Simultaneous imaging of magnetic field and temperature using a wide-field quantum diamond microscope

At a Glance

Metadata	Details
Publication Date	2021-03-25
Journal	EPJ Quantum Technology
Authors	Yulei Chen, Zhonghao Li, Hao Guo, Wu Da-Jin, Jun Tang
Institutions	Shanxi Normal University, North University of China
Citations	8
Analysis	Full AI Review Included

Technical Documentation & Analysis: Wide-Field Quantum Diamond Microscopy

This document analyzes the requirements and achievements detailed in the research paper “Simultaneous imaging of magnetic field and temperature using a wide-field quantum diamond microscope” and outlines how 6CCVD’s advanced MPCVD diamond solutions can support and enhance this critical quantum sensing technology.

Executive Summary

The research successfully demonstrates a wide-field quantum diamond microscope capable of simultaneous, real-time imaging of magnetic fields and temperature, a crucial capability for chip failure detection and PCB quality control.

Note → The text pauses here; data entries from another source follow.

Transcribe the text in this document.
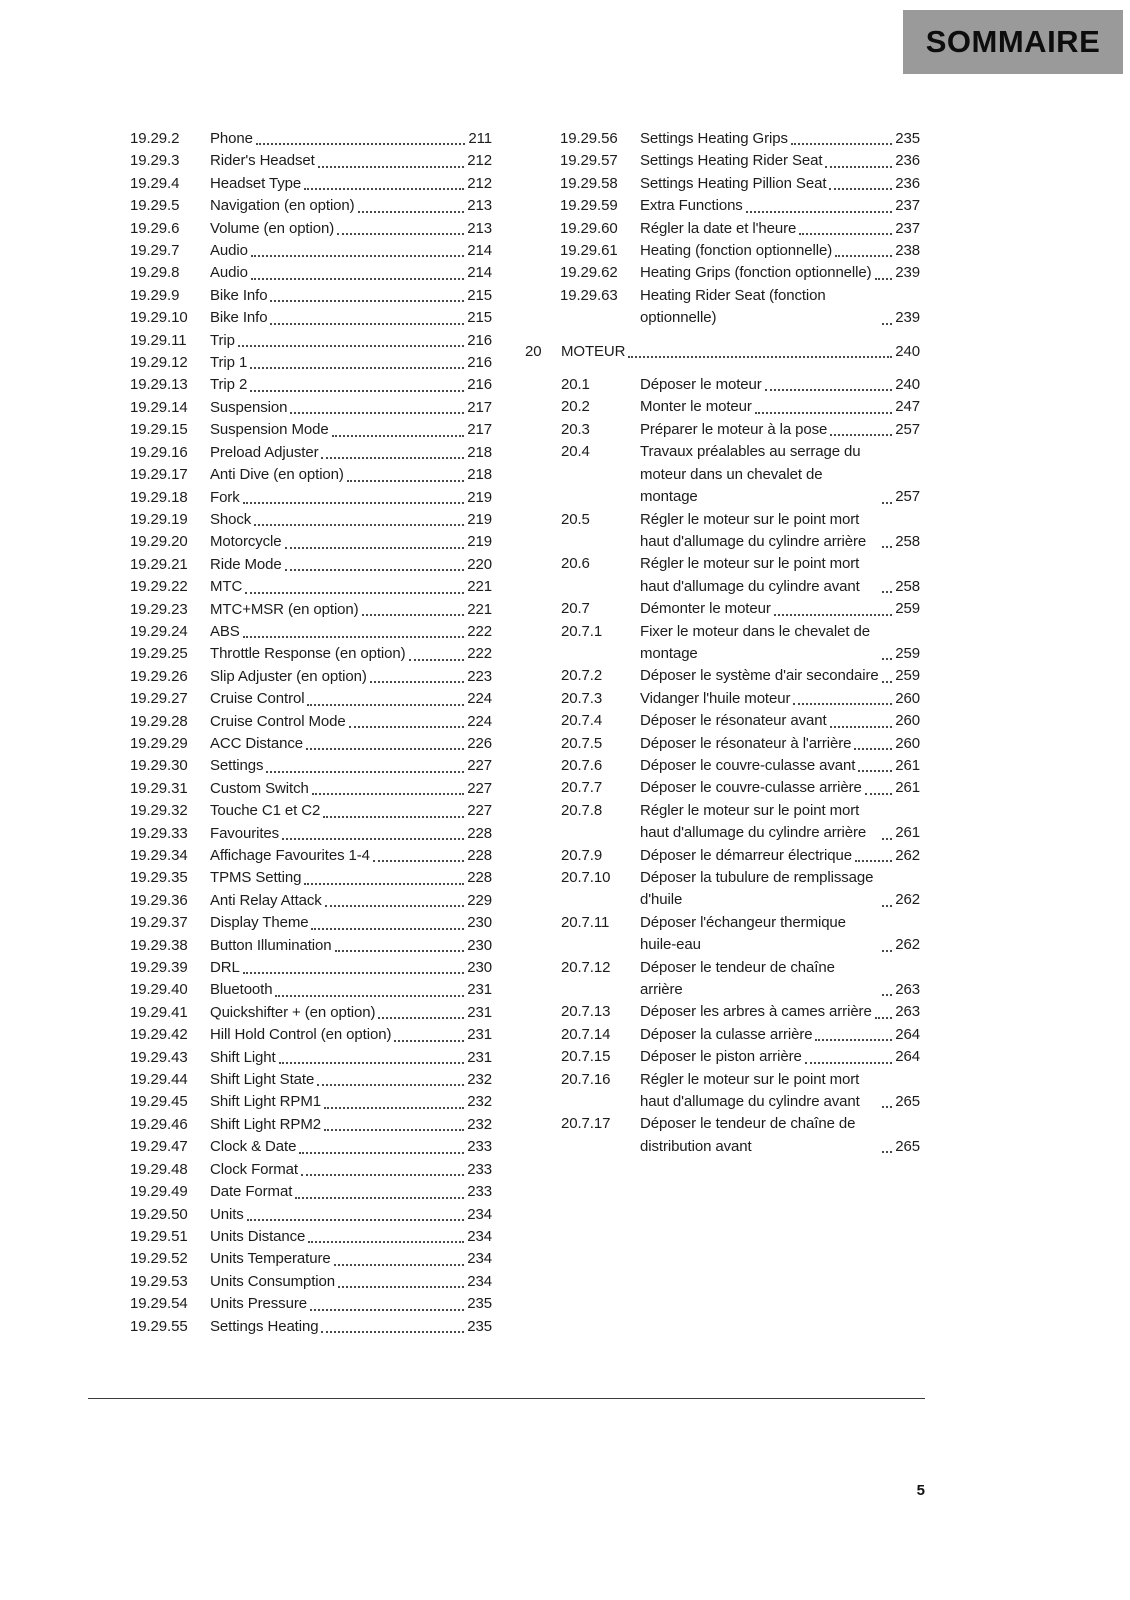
SOMMAIRE
19.29.2	Phone	211
19.29.3	Rider's Headset	212
19.29.4	Headset Type	212
19.29.5	Navigation (en option)	213
19.29.6	Volume (en option)	213
19.29.7	Audio	214
19.29.8	Audio	214
19.29.9	Bike Info	215
19.29.10	Bike Info	215
19.29.11	Trip	216
19.29.12	Trip 1	216
19.29.13	Trip 2	216
19.29.14	Suspension	217
19.29.15	Suspension Mode	217
19.29.16	Preload Adjuster	218
19.29.17	Anti Dive (en option)	218
19.29.18	Fork	219
19.29.19	Shock	219
19.29.20	Motorcycle	219
19.29.21	Ride Mode	220
19.29.22	MTC	221
19.29.23	MTC+MSR (en option)	221
19.29.24	ABS	222
19.29.25	Throttle Response (en option)	222
19.29.26	Slip Adjuster (en option)	223
19.29.27	Cruise Control	224
19.29.28	Cruise Control Mode	224
19.29.29	ACC Distance	226
19.29.30	Settings	227
19.29.31	Custom Switch	227
19.29.32	Touche C1 et C2	227
19.29.33	Favourites	228
19.29.34	Affichage Favourites 1-4	228
19.29.35	TPMS Setting	228
19.29.36	Anti Relay Attack	229
19.29.37	Display Theme	230
19.29.38	Button Illumination	230
19.29.39	DRL	230
19.29.40	Bluetooth	231
19.29.41	Quickshifter + (en option)	231
19.29.42	Hill Hold Control (en option)	231
19.29.43	Shift Light	231
19.29.44	Shift Light State	232
19.29.45	Shift Light RPM1	232
19.29.46	Shift Light RPM2	232
19.29.47	Clock & Date	233
19.29.48	Clock Format	233
19.29.49	Date Format	233
19.29.50	Units	234
19.29.51	Units Distance	234
19.29.52	Units Temperature	234
19.29.53	Units Consumption	234
19.29.54	Units Pressure	235
19.29.55	Settings Heating	235
19.29.56	Settings Heating Grips	235
19.29.57	Settings Heating Rider Seat	236
19.29.58	Settings Heating Pillion Seat	236
19.29.59	Extra Functions	237
19.29.60	Régler la date et l'heure	237
19.29.61	Heating (fonction optionnelle)	238
19.29.62	Heating Grips (fonction optionnelle) 239
19.29.63	Heating Rider Seat (fonction optionnelle)	239
20	MOTEUR	240
20.1	Déposer le moteur	240
20.2	Monter le moteur	247
20.3	Préparer le moteur à la pose	257
20.4	Travaux préalables au serrage du moteur dans un chevalet de montage	257
20.5	Régler le moteur sur le point mort haut d'allumage du cylindre arrière	258
20.6	Régler le moteur sur le point mort haut d'allumage du cylindre avant	258
20.7	Démonter le moteur	259
20.7.1	Fixer le moteur dans le chevalet de montage	259
20.7.2	Déposer le système d'air secondaire 259
20.7.3	Vidanger l'huile moteur	260
20.7.4	Déposer le résonateur avant	260
20.7.5	Déposer le résonateur à l'arrière	260
20.7.6	Déposer le couvre-culasse avant	261
20.7.7	Déposer le couvre-culasse arrière 261
20.7.8	Régler le moteur sur le point mort haut d'allumage du cylindre arrière	261
20.7.9	Déposer le démarreur électrique	262
20.7.10	Déposer la tubulure de remplissage d'huile	262
20.7.11	Déposer l'échangeur thermique huile-eau	262
20.7.12	Déposer le tendeur de chaîne arrière	263
20.7.13	Déposer les arbres à cames arrière 263
20.7.14	Déposer la culasse arrière	264
20.7.15	Déposer le piston arrière	264
20.7.16	Régler le moteur sur le point mort haut d'allumage du cylindre avant	265
20.7.17	Déposer le tendeur de chaîne de distribution avant	265
5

Core Value Proposition: Simultaneous, wide-field imaging of magnetic fields and temperature using Nitrogen-Vacancy (NV) centers in CVD diamond.
Key Achievement: Demonstrated high sensitivity for both parameters: Magnetic field sensitivity of 1.8 µT/Hz^1/2 and temperature sensitivity of 0.4 K/Hz^1/2.
Material Requirement: The system relies on a high-quality, 50 µm thick, (100) oriented CVD diamond plate with an estimated NV concentration of ~1 ppm.
Spatial Resolution: Achieved a spatial resolution of 1.3 µm, limited by optical diffraction.
Application Focus: Successfully applied the technique to monitor integrated cell heaters and detect faulty solder joints on a Printed Circuit Board (PCB).
6CCVD Solution: 6CCVD specializes in providing the necessary high-purity Single Crystal Diamond (SCD) substrates with precise thickness control (0.1 µm to 500 µm) and superior surface polishing (Ra < 1 nm) essential for maximizing photon collection efficiency and spatial resolution in wide-field ODMR systems.

Technical Specifications

The following hard data points were extracted from the experimental results and methodology described in the paper.

Parameter	Value	Unit	Context
Magnetic Field Sensitivity (η)	1.8	µT/Hz^1/2	Optimal photon shot noise-limited sensitivity
Temperature Sensitivity	0.4	K/Hz^1/2	Fundamentally limited sensitivity
Spatial Resolution	1.3	µm	Restricted by optical diffraction limit
Field of View (FOV)	400 x 300	µm²	Imaging area (800 x 600 pixels)
Diamond Thickness	50	µm	Polished CVD diamond chip used
Crystal Orientation	(100)	N/A	Normal vector parallel to [100] direction
NV Center Concentration	~1	ppm	Estimated concentration in the CVD chip
Excitation Wavelength	532	nm	Laser illumination source
Laser Power Density	10	W/mm²	Used for the imaging system
Microwave Frequency Range	2.5 to 3.2	GHz	Swept range for ODMR measurement
ODMR Linewidth (ΔV)	12	MHz	Used in sensitivity calculation
ODMR Contrast (C)	2.8	%	Used in sensitivity calculation

Key Methodologies

The wide-field quantum diamond microscope relies on precise optical and microwave control coupled with high-quality diamond material.

Illumination and Excitation: The diamond is illuminated with a 532 nm laser beam at a power density of 10 W/mm² through a self-assembled confocal wide-field imaging system.
Fluorescence Collection: Resulting NV fluorescence (650-800 nm) is collected via an objective lens and imaged onto a scientific complementary metal oxide semiconductor (sCMOS) camera.
Microwave (MW) Resonance: A resonance MW field (20 dBm power) is fed to the diamond via a microwave antenna, sweeping the frequency from 2.5 to 3.2 GHz in 4000 steps.
Bias Magnetic Field: An external magnetic field (B₀ = 7.5 mT) is applied to provide a known magnetic bias and resolve the eight spin resonance lines.
Imaging and Synchronization: The sCMOS camera (pixel size ~5 µm) is synchronized to the MW source sweep, acquiring a stack of images where each image represents a specific microwave frequency.
Decoupling: By simultaneously measuring the frequency shifts of the resonance frequencies of all four possible NV axes, the effects of temperature (δ_T) and magnetic field (B_NV) are decoupled, allowing for simultaneous imaging.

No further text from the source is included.